Provincial cabinet ministers should try driving from Winnipeg to Thompson during the winter to experience what northern residents have to endure.
junction of hwy 6 and hwy 39 dec 13 2021
An image from a traffic camera near the junction of Highway 6 and Highway 39 at Ponton on the morning of Dec. 13.

To the Editor:

The tragic, shocking, and needless death by car accident on Highway 6 of MLA Danielle Adams highlights the risk northerners face driving to the south and back every time we do that.

As we all know, Highway 6 is a well-travelled route that services Northern Manitoba. It is also one of the most dangerous highways in the province, especially in winter. I personally know of over 25 people who have been in accidents from rollovers who walked away to other friends who ended up with a broken neck, paralyzed, or died like our MLA. I defy anyone in Winnipeg to make a list that long. 

Dozens of semis travel the route daily. On two occasions, my wife and counted every semi we saw on that 750 kilometre route in daylight hours – 78 and 96. That’s about 10 an hour or one every six minutes between Thompson and Winnipeg. No problem in the summer on good pavement with long daylight hours. Yet, in winter, when you have to pass a semi or stay behind one with billowing snow that can blind you, it is treacherous. I personally have had several close calls. It becomes a white knuckle experience when you are driving to Winnipeg with your family or students for a shopping trip, holidays, or sports teams travel. With shorter daylight hours in winter, it becomes even more dangerous.

Over 20 years ago, northerners supported the idea of double length trailers with the promise it would reduce freight costs and improve economic development. All good for the trucking industry. Yet, the Thompson Chamber of Commerce has lobbied for years for wider shoulders and passing lanes. Is there anywhere else in Canada where they allow double length trailers on single lane highways? From all the taxes the north has generated over decades from hydro sales, mining taxes, liquor sales, income taxes and even VLT revenue, there is no reason not to improve northern roads for economic and pure safety reasons. Whose job is it to speak up for the public and for safety’s sake?

Regardless of which government, when ministers came to visit the North, they fly… quick, convenient. In and out on the same day.
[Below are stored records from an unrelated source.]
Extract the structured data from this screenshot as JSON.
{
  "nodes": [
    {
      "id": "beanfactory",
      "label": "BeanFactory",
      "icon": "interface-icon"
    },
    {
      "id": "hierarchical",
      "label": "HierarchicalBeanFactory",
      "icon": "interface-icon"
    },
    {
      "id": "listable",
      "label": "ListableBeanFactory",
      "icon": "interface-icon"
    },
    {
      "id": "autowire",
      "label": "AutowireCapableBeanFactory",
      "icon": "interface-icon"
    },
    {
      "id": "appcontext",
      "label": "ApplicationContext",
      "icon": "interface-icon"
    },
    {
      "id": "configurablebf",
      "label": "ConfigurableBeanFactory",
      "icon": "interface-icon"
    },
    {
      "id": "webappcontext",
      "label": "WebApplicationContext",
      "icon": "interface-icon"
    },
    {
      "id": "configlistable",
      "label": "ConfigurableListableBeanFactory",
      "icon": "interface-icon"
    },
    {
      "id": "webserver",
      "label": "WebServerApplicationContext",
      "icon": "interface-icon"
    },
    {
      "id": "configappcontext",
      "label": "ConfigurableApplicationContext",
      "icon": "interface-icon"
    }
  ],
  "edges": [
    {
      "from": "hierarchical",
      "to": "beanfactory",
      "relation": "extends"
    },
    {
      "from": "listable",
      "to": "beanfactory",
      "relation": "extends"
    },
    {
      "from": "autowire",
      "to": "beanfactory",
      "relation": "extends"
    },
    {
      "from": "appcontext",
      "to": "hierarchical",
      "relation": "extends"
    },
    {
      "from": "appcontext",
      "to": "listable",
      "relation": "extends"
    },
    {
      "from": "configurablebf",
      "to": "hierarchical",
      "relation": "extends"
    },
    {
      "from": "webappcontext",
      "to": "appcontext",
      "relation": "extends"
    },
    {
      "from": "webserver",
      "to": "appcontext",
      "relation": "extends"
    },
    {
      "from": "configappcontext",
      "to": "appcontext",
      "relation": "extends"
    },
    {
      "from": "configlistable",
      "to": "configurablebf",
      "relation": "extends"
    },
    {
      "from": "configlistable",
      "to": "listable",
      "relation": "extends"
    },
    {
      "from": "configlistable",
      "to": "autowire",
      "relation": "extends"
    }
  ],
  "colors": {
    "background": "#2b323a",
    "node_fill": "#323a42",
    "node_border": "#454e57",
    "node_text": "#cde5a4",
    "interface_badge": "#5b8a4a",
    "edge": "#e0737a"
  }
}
I challenge any minister to drive to Thompson and back. Maybe on a visit with your family. Maybe in winter when it gets dark by 5 p.m. Experience for yourself the stress in the car when a semi comes by. 

I believe this year the province is spending $100 million on road and bridge improvements down south along Highway 75 and Highway 1 to improve trade corridors. The province has provided passing lanes and rumble strips on Highway 6 between Winnipeg and Warren. The north still has none of that. Nor public restrooms for hundreds of kilometres, Nor any trash collection at trucker rest stops or highway junctions. That’s another topic. 

With all due respect to southern ministers, it’s time for the province to focus on where the Golden Boy on the legislative building is facing! Northerners deserve that. I would ask every municipality, First Nation and chamber of commerce to send a strong message to make safer highways a priority for the north. We do not need this conversation again when the next traveller is killed. 

I spoke to Danielle at the Christmas parade two weeks ago. She wanted to introduce her young son to downhill skiing this winter at Mystery Mountain. What a terrible and tragic event that should never have happened. 

Sincere condolences to her family. Rest in peace, Danielle.